そこで、もう一度、主イエスの語られたお互いに対する激励の言葉に、深く心を留めましょう。

「あなたがたには世で苦難がある。しかし、勇気を出しなさい。私はすでに世に勝っている。」(同16:33b)。

ハレルヤ!(続く)

峯野龍弘(みねの・たつひろ)

1939年横浜市に生れる。日本大学法学部、東京聖書学校卒業後、65年~68年日本基督教団桜ヶ丘教会で牧会、68年淀橋教会に就任、72年より同教会主任牧師をつとめて現在に至る。また、ウェスレアン・ホーリネス教団淀橋教会および同教会の各地ブランチ教会を司る主管牧師でもある。
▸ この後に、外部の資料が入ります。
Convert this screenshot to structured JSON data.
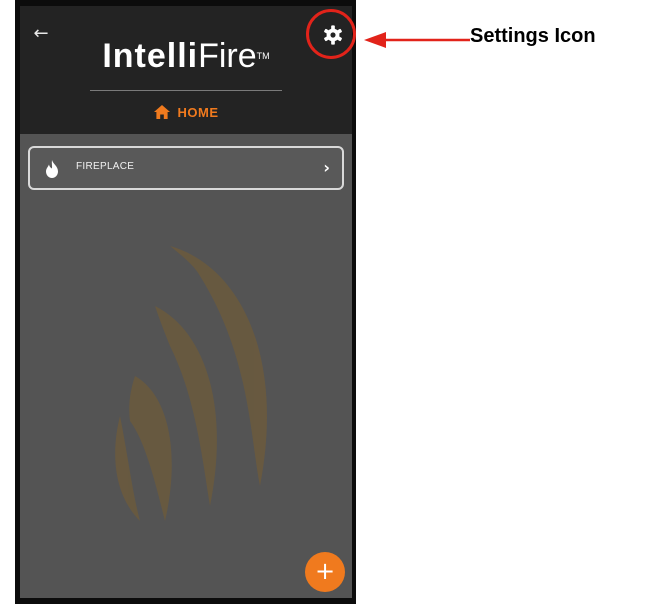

この間、特定非営利活動法人ワールド・ビジョン・ジャパン総裁(現名誉会長)、東京大聖書展実務委員長、日本福音同盟(JEA)理事長等を歴任。現在、日本ケズィック・コンベンション中央委員長、日本プロテスタント宣教150周年実行委員長などの任にある。名誉神学博士(米国アズベリー神学校、韓国トーチ・トリニティー神学大学)。

主な著書に、自伝「愛ひとすじに」(いのちのことば社)、「聖なる生涯を慕い求めて―ケズィックとその精神―」(教文館)、「真のキリスト者への道」(いのちのことば社)など。